Just so you know, so you can imagine me talking to you here instead of writing, in our house we pronounce this dish "Beans and Vieners," like the good Germans that we are. Not that this is a German dish -- at all. This is just good, old-fashioned, American budget food. But just because it's budget food doesn't mean it has to be tasteless slop, and it doesn't mean it can't have a little character to its name. ;-)
This recipe comes, for the most part, from Pioneer Woman. I don't think I've ever posted one of her recipes before. Not that they aren't good recipes; I'm certain they are. I admit that I am not much of a joiner, however, and that means I don't really hang out at her place. She has plenty of fans -- she doesn't need me. And, honestly, there are good recipes every where. But, sometime I must have stopped by her place and found Baked Beans. I made them a few times earlier this year and they are good -- really good. My father-in-law claimed they were the best beans he'd ever eaten, and coming from a 72-year-old man, I think that says something (or maybe he was just buttering me up for some dessert!). They were missing something in my opinion, however, and that is vieners. I like vieners with my beans. They just go together, like meatballs and spaghetti, and burgers and fries. Can't have one without the other (well, I can actually have burgers without fries, but you know what I mean).
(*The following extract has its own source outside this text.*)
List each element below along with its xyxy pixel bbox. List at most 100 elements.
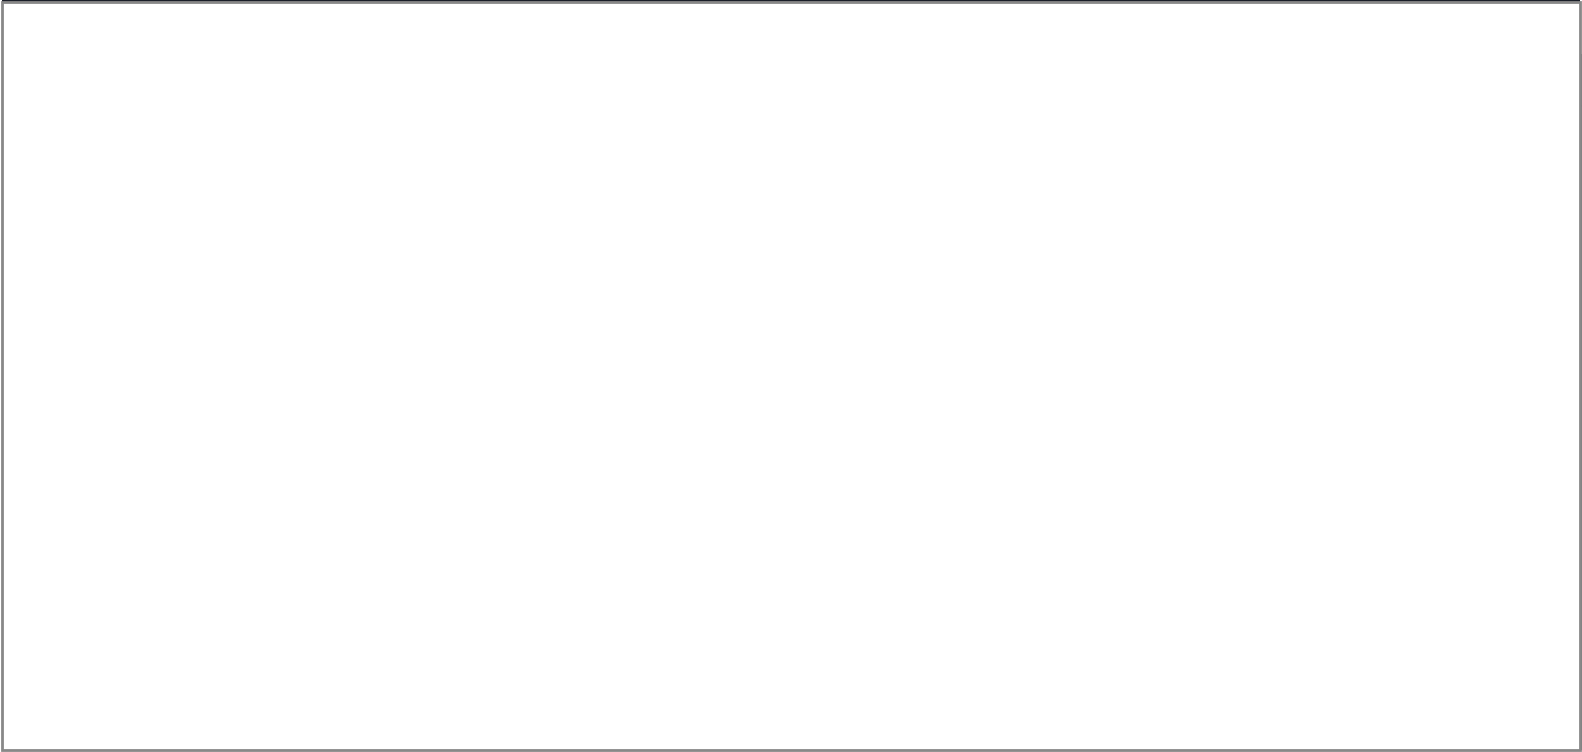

And so, I make Pioneer Woman's Baked Beans (or Pam Anderson's beans to be precise) and I add vieners. They are a perfect meal, paired with a pan of corn bread, and they are cheap eats. This recipe feeds a crowd -- my family for main dish-size servings, with leftovers for a lunch or two during the week. They are called Quick Southern-Style Baked Beans by Pam Anderson and the southern touch, I believe, comes from the vinegar. They are tangy, and I add an extra 2 T. brown sugar to get the balance right for my family. They also have the added flavor that the green peppers offer -- really, really yum! I use Bush's Original Baked Beans, just so you know, Sweet Baby Ray's Original sauce, and Ball Park Angus Beef Hot Dogs.
I use my Lodge 5 quart dutch oven to cook these beans, and I have made a note in the recipe that you will need a dish larger than the one recommended at Pioneer Woman -- the hot dogs add to the volume you are cooking. As you can see from the picture, there is plenty of room in my dutch oven, but you might have a big mess if you try to fit all that into a standard 13 x 9 (which hold about 3.5 quarts).
Serves up to 18
8 slices bacon,quartered
1 medium onion, cut into small dice
1 medium green pepper, cut into small dice
3 large cans (28 ounces each) pork and beans
3/4 cup barbecue sauce
1/2 cup plus 2 T. brown sugar
1/4 cup distilled or cider vinegar
2 teaspoons dry mustard or 2 tablespoons Dijon (I use Dijon)
1 package wieners, cut into thirds or quartered
Adjust oven rack to lower-middle position and heat oven to 325 degrees. Fry bacon in large, deep skillet until bacon has partially cooked. Remove bacon from pan and drain on paper towels. Add onions and peppers to drippings in pan and cook until tender, about 5 minutes. Combine beans, sauce, sugar, vinegar, mustard, onions, peppers and bacon in a large ovenproof dish. You will need a dish larger than a 13 x 9 to add the wieners. You can divide between two dishes if necessary. Bake until beans are bubbly and sauce is thickened, about 90 minutes (less time needed if you divide beans between two dishes). Add wieners, stir, and continue baking until sauce is thick and syrupy, about 30 minutes longer.
I serve Beans and Wieners with Cornbread, and fresh fruit, like apple slices and grapes.